Menachem's Writings


The Cohen Gene, the Samaritans
and the Ten Lost Tribes

Levi's Jeans or Levis' Genes


The Y-chromosome, besides for the genes determining maleness, consists almost entirely of non-coding DNA, that is it doesn't define your body much more than defining your [male] sex (yes people have a sex, words have a gender). Thus it tends to accumulate mutations as this won't effect the carrying organism detrimentally in most cases. It is passed from father to son without recombination. The genetic information on a Y chromosome of any man alive today is basically the same as that of his ancient male ancestors, except for these rare mutations.

Using this information, a common gene has been detected to be carried by all cohanim, priests, descended from Aharon haCohen, the first High Priest and brother of Moses.

It is interesting that cohens from all over the Jewish world, Sephardim, Ashkenazim and Yemenites, carry this gene. Over the generations, we have accepted someone who says he is a cohen to be such on the basis of hazakah, the presumption that their claim is true, given there is no reason or evidence to disprove the claim.





But we can never really be sure. As in other difficult problems in Jewish Law, we say that the real shakeout in this issue will be determined by Eliyahu haNavi, the prophet Elijah, who will return to herald the coming of the Messiah. We seem to attribute many such wonderous skills to Eliyahu. However, the determination of who is a priest amongst us has now been made somewhat easier -- so Elijah, you can come out of hiding now! Your job in this issue is mostly done for you.

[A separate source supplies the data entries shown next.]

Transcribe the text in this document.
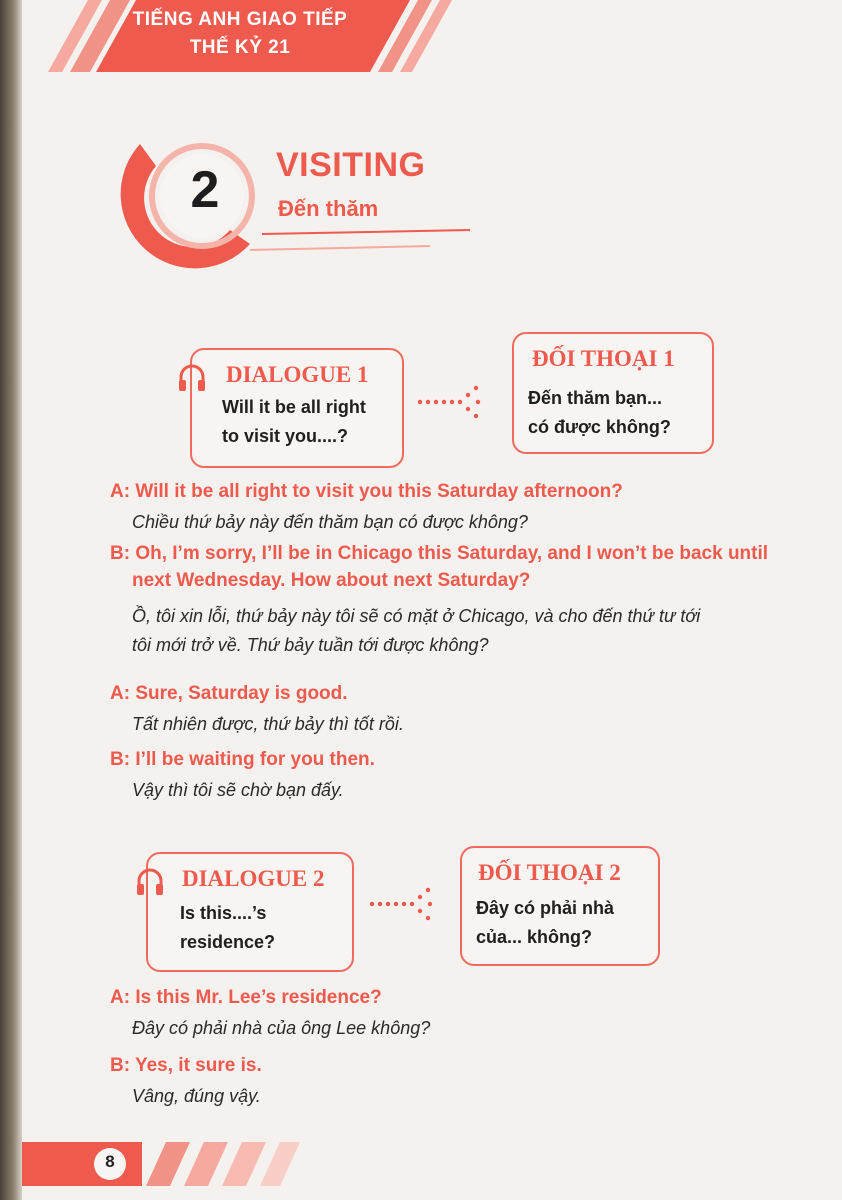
TIẾNG ANH GIAO TIẾP
THẾ KỶ 21
2	VISITING
Đến thăm
DIALOGUE 1
Will it be all right
to visit you....?
ĐỐI THOẠI 1
Đến thăm bạn...
có được không?
A: Will it be all right to visit you this Saturday afternoon?
Chiều thứ bảy này đến thăm bạn có được không?
B: Oh, I’m sorry, I’ll be in Chicago this Saturday, and I won’t be back until
next Wednesday. How about next Saturday?
Ồ, tôi xin lỗi, thứ bảy này tôi sẽ có mặt ở Chicago, và cho đến thứ tư tới
tôi mới trở về. Thứ bảy tuần tới được không?
A: Sure, Saturday is good.
Tất nhiên được, thứ bảy thì tốt rồi.
B: I’ll be waiting for you then.
Vậy thì tôi sẽ chờ bạn đấy.
DIALOGUE 2
Is this....’s
residence?
ĐỐI THOẠI 2
Đây có phải nhà
của... không?
A: Is this Mr. Lee’s residence?
Đây có phải nhà của ông Lee không?
B: Yes, it sure is.
Vâng, đúng vậy.
8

The presence of the gene does not solve all the problems. A person who carries the gene may not be a cohen; he may not even be Jewish (halachically). His great-great-great-grandmother may have been raped on the way home from the mikve on a dark night, and if she didn't inform her husband; the son would be accepted by all as a cohen, but of course not be one -- so we can now get rid of those from our list.

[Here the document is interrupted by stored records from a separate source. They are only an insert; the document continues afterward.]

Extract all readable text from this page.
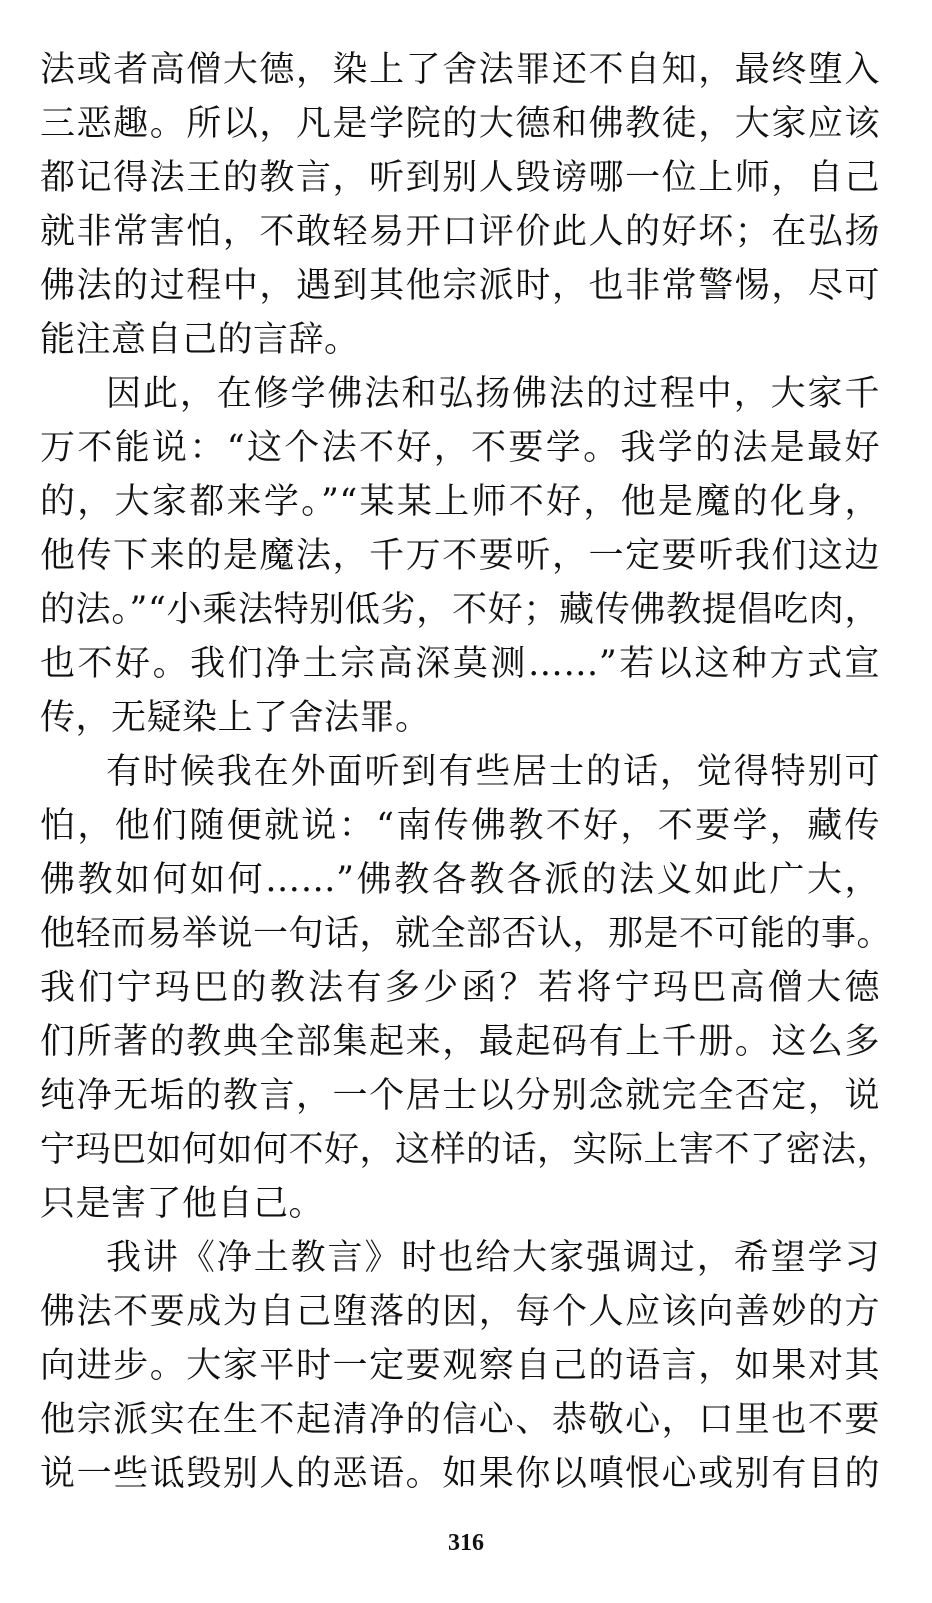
法或者高僧大德，染上了舍法罪还不自知，最终堕入
三恶趣。所以，凡是学院的大德和佛教徒，大家应该
都记得法王的教言，听到别人毁谤哪一位上师，自己
就非常害怕，不敢轻易开口评价此人的好坏；在弘扬
佛法的过程中，遇到其他宗派时，也非常警惕，尽可
能注意自己的言辞。
因此，在修学佛法和弘扬佛法的过程中，大家千
万不能说：“这个法不好，不要学。我学的法是最好
的，大家都来学。”“某某上师不好，他是魔的化身，
他传下来的是魔法，千万不要听，一定要听我们这边
的法。”“小乘法特别低劣，不好；藏传佛教提倡吃肉，
也不好。我们净土宗高深莫测……”若以这种方式宣
传，无疑染上了舍法罪。
有时候我在外面听到有些居士的话，觉得特别可
怕，他们随便就说：“南传佛教不好，不要学，藏传
佛教如何如何……”佛教各教各派的法义如此广大，
他轻而易举说一句话，就全部否认，那是不可能的事。
我们宁玛巴的教法有多少函？若将宁玛巴高僧大德
们所著的教典全部集起来，最起码有上千册。这么多
纯净无垢的教言，一个居士以分别念就完全否定，说
宁玛巴如何如何不好，这样的话，实际上害不了密法，
只是害了他自己。
我讲《净土教言》时也给大家强调过，希望学习
佛法不要成为自己堕落的因，每个人应该向善妙的方
向进步。大家平时一定要观察自己的语言，如果对其
他宗派实在生不起清净的信心、恭敬心，口里也不要
说一些诋毁别人的恶语。如果你以嗔恨心或别有目的
316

But on the other hand, if a cohen married a women he was not allowed to marry by halachic law, such as a divorcee, the offspring is not a cohen, but would carry the paternal gene indicating kehuna. If we find someone who never thought he was a cohen with the gene, I suppose we assume he is the progeny of such a union in his distant past and was disqualified by his community. Or perhaps he was an orphan and the adopting family were not aware of this. But how can we know after all the elapsed generations -- Eliyahu, we do need you!





All this fascinating stuff got me thinking. First, will we find other genetic or scientific knowledge, which we do not as yet possess or know how to use, that will simplify Elijah's other work too? or rather allow us to classify things in halacha that we are unable to presently.

The I started thinking about the Samartians again. If their "priests" possess "the gene", does that validate their claim of being Jews to some extent? But it doesn't make them descendants of the Children of Israel -- their priests could be descended from those whom the King Assyria sent back to Samaria to teach the locals in the ways of the Torah; or perhaps they were "imported" from south of the border in nearby Jerusalem to serve necessary priestly functions. Someone had to be there to receive the agricultural tithes, parts of slaughtered animals that are prescribed by the Torah as gifts of the cohen, the firstborn and other priestly gifts.

Just had another interesting thought. We disqualified the Shomronim from being Jewish, after they had been accepted for hundreds of years because they had strayed; they had an idol in their temple on Mount Grizim. But in today's fight over the cancellation of conversions to Judaism of Rabbi Chaim Druckman, the claim is that we cannot retrospectively cancel conversions. Really? Or did we never really accept the Shomronim as full converts; it was conditional -- we weren't sure -- and then we became sure.

But my mind wonders further. Is the cohen gene the only miraculous DNA we have? What if every one of the twelve (or thirteen) tribes have their own markers? We could use this to determoie which Afghan tribes were ours and which were not (assuming, as is often claimed, that these tribes are the progeny of the Lost Ten Tribes).

Maybe the Khazars had a national, tribal gene too. Are Ashkenaz Jews descended from the Jews expelled from Israel after the period of the Jerusalem Talmud, or are they largely the sons of the converted Khazar nation?

So many possibilities! Can we solve these problems ourselves, or do we need Eliyah and the Moshiach (or is it Mashiach?).